Publié le par Sandra

    Il est assez logique que, le temps passant depuis notre installation au bon royaume de Sa Majesté, les sujets d'étonnement et les exotismes britanniques se fassent plus rares à mes yeux et les articles de ce blog aussi, par conséquent. Je me britannicise : l'autre jour, en réponse à notre voisin qui me demandait si j'avais suivi les compétitions du jour des Commonwealth Games, j'ai répondu que nous n'avions pas la télévision et le mot qui m'est venu pour le dire est "telly", puis il m'a fait remarquer que quelqu'un avait oublié son "brolly" dans l'entrée de l'immeuble et j'ai eu chaud au cœur en pensant que malgré la prévalence du langage des séries américaines, tout était pour le mieux dans un monde où il y avaient encore des gens qui disaient "knickers" et non "panties" pour "culotte".
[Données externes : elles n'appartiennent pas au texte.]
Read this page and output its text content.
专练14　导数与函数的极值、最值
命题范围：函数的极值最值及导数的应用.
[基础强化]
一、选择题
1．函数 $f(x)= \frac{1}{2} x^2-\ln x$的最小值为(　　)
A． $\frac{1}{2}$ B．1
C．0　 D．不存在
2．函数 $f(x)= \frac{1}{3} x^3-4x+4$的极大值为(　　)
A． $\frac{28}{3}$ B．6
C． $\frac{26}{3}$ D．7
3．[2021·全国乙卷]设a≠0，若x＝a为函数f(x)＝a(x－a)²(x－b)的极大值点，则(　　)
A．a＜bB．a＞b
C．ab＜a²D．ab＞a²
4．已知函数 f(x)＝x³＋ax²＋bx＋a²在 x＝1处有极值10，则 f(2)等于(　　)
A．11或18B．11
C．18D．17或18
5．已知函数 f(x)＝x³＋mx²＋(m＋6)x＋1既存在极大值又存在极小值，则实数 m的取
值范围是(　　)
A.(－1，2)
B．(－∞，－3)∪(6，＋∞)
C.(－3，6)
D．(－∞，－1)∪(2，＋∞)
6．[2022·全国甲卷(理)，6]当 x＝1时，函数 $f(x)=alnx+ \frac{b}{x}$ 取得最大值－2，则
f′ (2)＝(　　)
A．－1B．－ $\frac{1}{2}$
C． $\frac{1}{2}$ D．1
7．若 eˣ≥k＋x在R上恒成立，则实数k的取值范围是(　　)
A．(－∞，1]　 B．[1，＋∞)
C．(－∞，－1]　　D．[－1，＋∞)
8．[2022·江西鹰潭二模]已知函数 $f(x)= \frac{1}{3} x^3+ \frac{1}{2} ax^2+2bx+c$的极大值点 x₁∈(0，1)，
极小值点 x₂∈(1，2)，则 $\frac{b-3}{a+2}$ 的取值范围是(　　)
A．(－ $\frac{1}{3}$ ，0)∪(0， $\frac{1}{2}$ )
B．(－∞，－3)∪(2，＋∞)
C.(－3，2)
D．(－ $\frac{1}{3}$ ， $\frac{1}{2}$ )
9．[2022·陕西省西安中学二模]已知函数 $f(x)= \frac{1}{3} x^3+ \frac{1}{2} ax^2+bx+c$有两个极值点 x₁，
    Et pourtant, sur le sujet brûlant en ce moment des diverses restrictions budgétaires décidées par la coalition Tories/Libéraux Démocrates (dite "ConDem government") et plus généralement de l'imposition et de la redistribution des richesses, malgré tout, je ne peux m'empêcher de m'étonner. Un peu en vrac et avec le goût de l'exemple extrême et de l'hyperbole rhétorique qui me caractérisent : l'énergie et l'eau coûtent cher, il n'y a pas de tarif social et peu de monde trouve choquant qu'une famille se retrouve sans courant et donc parfois sans chauffage parce qu'elle n'a plus les moyens de racheter une carte d'électricité* mais les diverses aides sociales (child and house benefits et jobseeker allowance) sont conçues d'une manière qui permet aux femmes seules avec enfants** de (sur)vivre alors même que les enfants sont en âge scolaire et qu'elles n'ont aucun handicap les empêchant de travailler.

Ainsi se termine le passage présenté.